Return modified hits as list of dicts

Returns:
list

List of PSMs from file sorted by scan number

class pyascore.MassCorrector(mod_mass_dict={'C': 57.021464, 'K': 8.014199, 'M': 15.9949, 'S': 79.966331, 'T': 79.966331, 'Y': 79.966331, 'n': 42.010565}, aa_mass_dict={'A': 71.03711378471, 'C': 103.00918478471, 'D': 115.02694302383001, 'E': 129.04259308796998, 'F': 147.06841391298997, 'G': 57.02146372057, 'H': 137.05891185845002, 'I': 113.08406397713001, 'J': 113.08406397713001, 'K': 128.09496301399997, 'L': 113.08406397713001, 'M': 131.04048491299, 'N': 114.04292744114001, 'O': 237.14772686284996, 'P': 97.05276384885, 'Q': 128.05857750527997, 'R': 156.10111102359997, 'S': 87.03202840427001, 'T': 101.04767846841, 'U': 150.95363508471, 'V': 99.06841391299, 'W': 186.07931294985997, 'Y': 163.06332853254997}, mz_tol=1.5, n_mod_ind=0)

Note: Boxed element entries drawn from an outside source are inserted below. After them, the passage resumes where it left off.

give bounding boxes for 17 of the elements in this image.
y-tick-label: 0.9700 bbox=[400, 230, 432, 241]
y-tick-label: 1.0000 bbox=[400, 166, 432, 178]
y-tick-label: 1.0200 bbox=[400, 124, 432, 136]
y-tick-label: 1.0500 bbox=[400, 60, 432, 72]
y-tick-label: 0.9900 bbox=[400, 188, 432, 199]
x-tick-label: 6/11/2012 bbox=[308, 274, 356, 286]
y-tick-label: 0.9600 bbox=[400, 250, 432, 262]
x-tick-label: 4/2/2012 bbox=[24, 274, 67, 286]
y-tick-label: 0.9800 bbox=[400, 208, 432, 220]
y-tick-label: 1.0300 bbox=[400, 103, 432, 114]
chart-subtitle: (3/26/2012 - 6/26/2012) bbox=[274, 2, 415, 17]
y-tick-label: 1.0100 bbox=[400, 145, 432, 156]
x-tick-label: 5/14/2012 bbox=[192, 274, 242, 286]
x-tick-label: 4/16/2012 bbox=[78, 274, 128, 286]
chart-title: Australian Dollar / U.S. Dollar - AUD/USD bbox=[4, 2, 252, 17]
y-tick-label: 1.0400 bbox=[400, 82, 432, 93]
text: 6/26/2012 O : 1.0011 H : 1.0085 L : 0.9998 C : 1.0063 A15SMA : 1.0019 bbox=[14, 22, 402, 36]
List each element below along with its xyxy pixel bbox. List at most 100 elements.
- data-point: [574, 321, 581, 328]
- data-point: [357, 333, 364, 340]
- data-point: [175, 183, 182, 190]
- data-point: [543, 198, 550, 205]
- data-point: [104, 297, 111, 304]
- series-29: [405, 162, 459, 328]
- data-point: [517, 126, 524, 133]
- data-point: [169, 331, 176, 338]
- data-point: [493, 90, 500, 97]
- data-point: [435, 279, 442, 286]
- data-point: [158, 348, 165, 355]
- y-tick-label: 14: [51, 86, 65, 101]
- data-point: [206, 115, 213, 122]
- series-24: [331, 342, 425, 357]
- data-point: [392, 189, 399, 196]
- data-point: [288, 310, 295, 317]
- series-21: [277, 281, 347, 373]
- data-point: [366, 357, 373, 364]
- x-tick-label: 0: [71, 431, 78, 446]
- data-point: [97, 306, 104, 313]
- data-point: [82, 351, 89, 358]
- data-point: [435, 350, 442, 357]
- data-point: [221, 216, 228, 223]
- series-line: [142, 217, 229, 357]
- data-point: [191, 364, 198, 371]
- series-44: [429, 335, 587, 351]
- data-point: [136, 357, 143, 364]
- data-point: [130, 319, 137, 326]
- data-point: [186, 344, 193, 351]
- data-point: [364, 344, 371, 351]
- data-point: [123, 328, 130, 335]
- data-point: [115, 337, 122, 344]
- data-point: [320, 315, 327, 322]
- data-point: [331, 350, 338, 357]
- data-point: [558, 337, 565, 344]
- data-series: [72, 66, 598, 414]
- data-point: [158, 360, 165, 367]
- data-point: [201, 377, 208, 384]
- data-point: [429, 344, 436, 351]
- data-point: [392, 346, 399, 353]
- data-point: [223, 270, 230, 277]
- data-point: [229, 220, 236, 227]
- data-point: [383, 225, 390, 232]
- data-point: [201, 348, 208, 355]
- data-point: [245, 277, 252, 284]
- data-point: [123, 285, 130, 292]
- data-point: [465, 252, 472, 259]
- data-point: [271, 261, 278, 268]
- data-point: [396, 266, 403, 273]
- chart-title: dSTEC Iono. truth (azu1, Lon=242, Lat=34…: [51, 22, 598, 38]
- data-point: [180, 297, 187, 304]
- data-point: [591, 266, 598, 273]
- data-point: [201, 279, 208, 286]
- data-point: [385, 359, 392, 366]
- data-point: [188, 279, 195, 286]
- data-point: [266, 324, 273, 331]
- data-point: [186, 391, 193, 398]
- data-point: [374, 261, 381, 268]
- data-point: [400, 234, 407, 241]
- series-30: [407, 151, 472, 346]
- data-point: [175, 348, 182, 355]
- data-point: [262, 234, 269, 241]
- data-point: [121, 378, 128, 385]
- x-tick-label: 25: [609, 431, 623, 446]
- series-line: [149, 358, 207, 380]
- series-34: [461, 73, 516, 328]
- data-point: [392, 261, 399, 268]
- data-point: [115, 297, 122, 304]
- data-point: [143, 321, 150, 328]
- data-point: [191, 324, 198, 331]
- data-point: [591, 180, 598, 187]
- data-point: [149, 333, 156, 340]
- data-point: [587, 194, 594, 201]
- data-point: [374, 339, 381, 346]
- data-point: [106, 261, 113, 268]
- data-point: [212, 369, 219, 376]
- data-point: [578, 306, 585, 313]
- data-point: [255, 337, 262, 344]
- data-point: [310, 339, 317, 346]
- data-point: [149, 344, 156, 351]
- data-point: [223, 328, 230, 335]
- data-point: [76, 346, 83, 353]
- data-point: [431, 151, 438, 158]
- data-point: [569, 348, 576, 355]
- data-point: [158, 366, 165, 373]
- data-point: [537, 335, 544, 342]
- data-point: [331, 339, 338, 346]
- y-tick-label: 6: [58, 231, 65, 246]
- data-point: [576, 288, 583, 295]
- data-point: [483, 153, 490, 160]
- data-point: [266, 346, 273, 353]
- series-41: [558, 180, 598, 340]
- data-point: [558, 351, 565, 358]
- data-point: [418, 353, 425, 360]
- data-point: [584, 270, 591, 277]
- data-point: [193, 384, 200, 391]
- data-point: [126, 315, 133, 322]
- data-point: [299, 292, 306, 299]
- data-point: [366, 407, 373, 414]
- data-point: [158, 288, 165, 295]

A class to provide modification mass correction

Often the mass of a modification is rounded when it comes from PSM files, or the mass of the modification may be combined with the mass of the amino acid and needs to be decouple. These situations make the mod difficult to work with, so this class corrects rounded and combined modification masses.

Parameters:
mod_mass_dictdict

A dictionary of known modifications to be used for correction

aa_mass_dictdict

Correct masses for the amino acids in the peptide sequence

mz_tolfloat

How far off can a rounded mass be to a known mod before it is counted as unknown

n_mod_indint

Is an n-terminal mod considered to be before the first AA (0) or after the first AA (1)

Methods

correct(res, pos, mass)

Perform modification correction

correct_multiple(peptide, positions, masses)

Run the correction function on a list of mods for a single peptide

correct_numpy(peptide, positions, masses)

Correct masses taking advantage of numpy internals.